Poyraz Karayel son sahnesiyle yine yaptı yapacağını. Sinan’ın vurulma sahnesi... Yönetmen Çağrı Vila Lostuvalı’nın Ahmet Kaya sevgisinin bilindiği söyleniyor. ‘Suskunlar’ dizisinde sık sık kullandığı yazılmış. Şahsen bu sahnenin dizinin bütünlüğü içinde ‘türkü formunda’ bir duruma müsait olmadığı kanaatindeyim. Dizinin müzik tınısı, içinde sırıttı. Çünkü daha ‘şehirli’ bir müzik seçimi var.
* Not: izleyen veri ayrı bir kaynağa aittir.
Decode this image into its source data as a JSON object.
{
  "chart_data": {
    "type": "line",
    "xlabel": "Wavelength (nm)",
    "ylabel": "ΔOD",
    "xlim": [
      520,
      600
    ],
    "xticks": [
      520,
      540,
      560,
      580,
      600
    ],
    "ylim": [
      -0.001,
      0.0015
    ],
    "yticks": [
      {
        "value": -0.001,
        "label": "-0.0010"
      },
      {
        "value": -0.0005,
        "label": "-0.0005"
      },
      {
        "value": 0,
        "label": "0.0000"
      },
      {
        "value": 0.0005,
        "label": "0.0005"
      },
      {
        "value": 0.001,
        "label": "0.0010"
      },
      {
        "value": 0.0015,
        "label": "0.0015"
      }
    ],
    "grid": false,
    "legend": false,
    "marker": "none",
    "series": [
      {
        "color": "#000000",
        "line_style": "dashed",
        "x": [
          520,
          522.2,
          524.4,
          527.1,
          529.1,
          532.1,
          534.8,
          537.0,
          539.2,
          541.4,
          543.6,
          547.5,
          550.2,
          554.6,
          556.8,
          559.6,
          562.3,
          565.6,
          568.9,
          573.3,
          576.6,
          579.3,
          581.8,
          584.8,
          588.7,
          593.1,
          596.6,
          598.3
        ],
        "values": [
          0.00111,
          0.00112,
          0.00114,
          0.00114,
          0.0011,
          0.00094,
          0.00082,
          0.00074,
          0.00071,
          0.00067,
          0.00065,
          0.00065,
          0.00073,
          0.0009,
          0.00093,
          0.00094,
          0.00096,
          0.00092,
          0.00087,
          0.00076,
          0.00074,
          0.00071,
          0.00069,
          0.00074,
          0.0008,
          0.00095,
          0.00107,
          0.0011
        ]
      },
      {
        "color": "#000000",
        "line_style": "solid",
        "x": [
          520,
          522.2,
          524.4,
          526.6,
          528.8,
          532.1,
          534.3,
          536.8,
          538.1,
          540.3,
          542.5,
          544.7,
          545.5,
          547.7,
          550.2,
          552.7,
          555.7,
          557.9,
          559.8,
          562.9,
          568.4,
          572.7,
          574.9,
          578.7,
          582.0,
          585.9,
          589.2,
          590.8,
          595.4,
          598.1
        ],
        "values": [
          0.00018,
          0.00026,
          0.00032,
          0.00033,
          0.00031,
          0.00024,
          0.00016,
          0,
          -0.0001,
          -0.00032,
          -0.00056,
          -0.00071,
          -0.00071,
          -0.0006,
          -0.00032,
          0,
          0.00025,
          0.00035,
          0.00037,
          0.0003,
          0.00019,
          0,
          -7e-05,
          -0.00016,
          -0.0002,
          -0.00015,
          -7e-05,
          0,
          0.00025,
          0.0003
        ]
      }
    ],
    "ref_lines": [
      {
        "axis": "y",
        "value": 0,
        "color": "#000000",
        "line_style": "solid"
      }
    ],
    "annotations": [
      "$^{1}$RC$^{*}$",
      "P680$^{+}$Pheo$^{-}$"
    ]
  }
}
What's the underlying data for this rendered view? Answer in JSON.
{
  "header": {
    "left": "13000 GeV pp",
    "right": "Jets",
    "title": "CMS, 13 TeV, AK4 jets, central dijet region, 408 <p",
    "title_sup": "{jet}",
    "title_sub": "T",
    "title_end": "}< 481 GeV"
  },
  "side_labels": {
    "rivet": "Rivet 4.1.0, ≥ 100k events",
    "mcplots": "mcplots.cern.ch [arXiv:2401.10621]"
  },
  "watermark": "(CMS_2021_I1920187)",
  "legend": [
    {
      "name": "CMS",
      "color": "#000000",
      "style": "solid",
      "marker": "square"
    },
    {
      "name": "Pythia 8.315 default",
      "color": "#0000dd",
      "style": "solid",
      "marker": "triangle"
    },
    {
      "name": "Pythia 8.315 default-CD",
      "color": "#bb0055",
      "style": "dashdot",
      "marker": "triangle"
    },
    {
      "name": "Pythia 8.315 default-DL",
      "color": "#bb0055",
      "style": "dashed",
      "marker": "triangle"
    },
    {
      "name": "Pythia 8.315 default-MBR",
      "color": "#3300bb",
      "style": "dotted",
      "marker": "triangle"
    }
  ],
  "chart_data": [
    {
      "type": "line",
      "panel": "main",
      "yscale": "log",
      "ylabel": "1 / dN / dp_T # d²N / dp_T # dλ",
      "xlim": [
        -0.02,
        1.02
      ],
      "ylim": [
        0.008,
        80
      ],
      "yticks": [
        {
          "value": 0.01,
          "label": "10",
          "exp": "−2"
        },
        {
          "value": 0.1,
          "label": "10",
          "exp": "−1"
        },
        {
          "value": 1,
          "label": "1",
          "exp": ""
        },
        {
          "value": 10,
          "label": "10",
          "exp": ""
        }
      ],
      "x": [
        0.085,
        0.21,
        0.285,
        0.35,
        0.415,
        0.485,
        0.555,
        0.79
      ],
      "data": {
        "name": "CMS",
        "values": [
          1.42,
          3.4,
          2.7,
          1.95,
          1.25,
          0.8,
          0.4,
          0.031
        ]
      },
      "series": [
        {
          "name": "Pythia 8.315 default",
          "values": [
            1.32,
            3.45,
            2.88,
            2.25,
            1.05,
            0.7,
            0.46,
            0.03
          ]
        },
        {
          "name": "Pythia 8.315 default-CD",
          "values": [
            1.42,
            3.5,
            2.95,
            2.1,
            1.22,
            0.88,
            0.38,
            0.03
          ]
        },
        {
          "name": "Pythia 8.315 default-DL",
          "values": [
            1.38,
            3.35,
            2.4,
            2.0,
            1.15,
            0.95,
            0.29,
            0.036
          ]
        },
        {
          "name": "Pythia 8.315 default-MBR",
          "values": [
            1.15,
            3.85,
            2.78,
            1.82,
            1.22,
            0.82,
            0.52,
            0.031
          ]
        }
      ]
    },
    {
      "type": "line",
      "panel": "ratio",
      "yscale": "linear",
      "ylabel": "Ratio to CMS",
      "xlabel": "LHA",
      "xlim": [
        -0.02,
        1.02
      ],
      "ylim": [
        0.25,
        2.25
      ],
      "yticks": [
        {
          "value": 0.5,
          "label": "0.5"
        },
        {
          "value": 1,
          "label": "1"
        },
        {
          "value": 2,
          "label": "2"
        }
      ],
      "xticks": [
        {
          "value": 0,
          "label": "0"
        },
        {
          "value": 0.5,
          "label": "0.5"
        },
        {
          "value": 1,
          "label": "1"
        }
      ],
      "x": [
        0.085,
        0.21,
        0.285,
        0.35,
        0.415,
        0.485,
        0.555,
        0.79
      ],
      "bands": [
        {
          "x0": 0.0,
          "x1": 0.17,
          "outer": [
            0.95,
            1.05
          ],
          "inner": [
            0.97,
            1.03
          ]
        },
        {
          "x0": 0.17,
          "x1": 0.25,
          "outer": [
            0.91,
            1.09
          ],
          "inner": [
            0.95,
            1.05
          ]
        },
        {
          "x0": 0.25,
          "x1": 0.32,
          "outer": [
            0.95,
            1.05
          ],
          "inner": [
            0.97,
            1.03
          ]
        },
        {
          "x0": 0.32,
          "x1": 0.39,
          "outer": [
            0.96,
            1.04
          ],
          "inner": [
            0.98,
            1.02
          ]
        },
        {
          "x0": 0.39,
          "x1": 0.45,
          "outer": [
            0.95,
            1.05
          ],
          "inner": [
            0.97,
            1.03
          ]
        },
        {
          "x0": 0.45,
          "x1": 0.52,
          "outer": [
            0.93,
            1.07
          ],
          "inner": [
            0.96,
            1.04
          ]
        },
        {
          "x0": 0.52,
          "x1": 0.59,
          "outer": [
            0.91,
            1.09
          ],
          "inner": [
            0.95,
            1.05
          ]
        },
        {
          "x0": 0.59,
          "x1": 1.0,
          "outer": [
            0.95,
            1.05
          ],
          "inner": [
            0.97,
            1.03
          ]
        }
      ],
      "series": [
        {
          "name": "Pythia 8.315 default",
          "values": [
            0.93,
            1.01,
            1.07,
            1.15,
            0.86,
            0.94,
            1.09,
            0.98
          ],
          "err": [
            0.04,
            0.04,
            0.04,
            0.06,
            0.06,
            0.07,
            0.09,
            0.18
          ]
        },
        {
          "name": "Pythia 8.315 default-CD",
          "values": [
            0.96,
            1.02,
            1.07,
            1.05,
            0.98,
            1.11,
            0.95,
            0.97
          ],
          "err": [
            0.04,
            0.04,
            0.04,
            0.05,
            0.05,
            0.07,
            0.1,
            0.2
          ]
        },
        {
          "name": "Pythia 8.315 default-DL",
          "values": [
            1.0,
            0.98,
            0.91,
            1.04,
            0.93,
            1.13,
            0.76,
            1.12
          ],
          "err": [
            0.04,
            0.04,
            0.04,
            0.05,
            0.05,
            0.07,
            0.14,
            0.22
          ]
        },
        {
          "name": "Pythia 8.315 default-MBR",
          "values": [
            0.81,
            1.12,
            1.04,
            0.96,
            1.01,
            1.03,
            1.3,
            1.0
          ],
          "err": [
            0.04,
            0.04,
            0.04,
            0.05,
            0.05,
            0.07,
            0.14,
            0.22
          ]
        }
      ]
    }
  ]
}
Bazı dizilerin ‘ne istersen çalarız abi’ hali ‘Poyraz Karayel’de yok. Bu açıdan birden malum sahnede Ahmet Kaya’ya bağlamak kopuk geldi. “Sen şimdi sus o sahne çok konuşuldu, millet koptu, dağıldı amaç da buydu” diyeceklerdir.
Ayşegül tatilde
Hava Ayşegül’ün yeni bir hayat kurmak üzere ülkeden gitmesi üzerindeydi. Benim izlediğim, Sakız Adası’nda hafta sonu tatili için gitmiş bir Ayşegül vardı. Sezon finalindeki hali görünce hayalimde, daha farklı bir yeni hayat durumu canlanmıştı. Hem sıkıntılı, hem de yeni hayata uyum sağlama telaşı filan böyle bir Ayşegül beklerken karşımda, Türkler’in yeni durağı Yunan adalarında iş stresinden bıkmış, hafif dalgın ama kafa dinleyen bir kızımız vardı. Mete (Berk Erçer) kardeşimiz de diziye yeni eklenmiş vaziyette bu adada karşımıza çıktı. Yat muhabbeti de oldu. Berk Erçer hani öyle ‘ben de damgamı vururum’ diziye durumunda değil. Kenardan aileye bulaşma kıvamını oynaması istenmişse bunu veriyor. Yok öyle değilse, ‘sönük bir oyunculuk’ diye yorumlanabilir. Dizinin ilerleyen bölümlerinde sürprizler
olacak gibi görülüyor.
Sezonun en iyisi
Senaryosu, yönetmeni ve oyuncularıyla ortak bir dili yakalayan tüm kesimlere hitap eden ender dizilerden biri. Bütün dizi üretenlerin hayali bu. Sihirli formül yok, denk gelirse. Şahsen benim sevip, hem de vatandaşın ilgi gösterdiği dizi sayısı az. Vatandaşın ilgi gösterdiği, benim hoşlaşmadığım dizi sayısı çok fazla. İşte ortak bir noktayı bulduğumuz örneklerden biri ‘Poyraz Karayel’. Yeni sezonda; geçmiş sezonun stresini atalım önce, sonra yeni ‘streslere’ yelken açalım mesajı verdi. (Sinan’ın vurulması hariç).
Bu bölümde tabu yıkıldı
Poyraz Karayel “S..tir” diye söylendi. Noktalar içi doldurulmuş şekilde ekrana geldi. Cımbızla çektiğinde ‘yok artık’ diyorsun mesela. Ama dizinin içinde o sahnede ‘tüh nasıl da göremedik’ hali, bu sözcüğün ayıbının üstesinden o kadar güzel geliyor ki... Rahatsız etmiyor, kaynayıp gidiyor. Bu kadar buzlamalar ve biplemelerin olduğu 10 yıllık televizyon döneminde bir ‘tabuyu’ yıkmış oldu.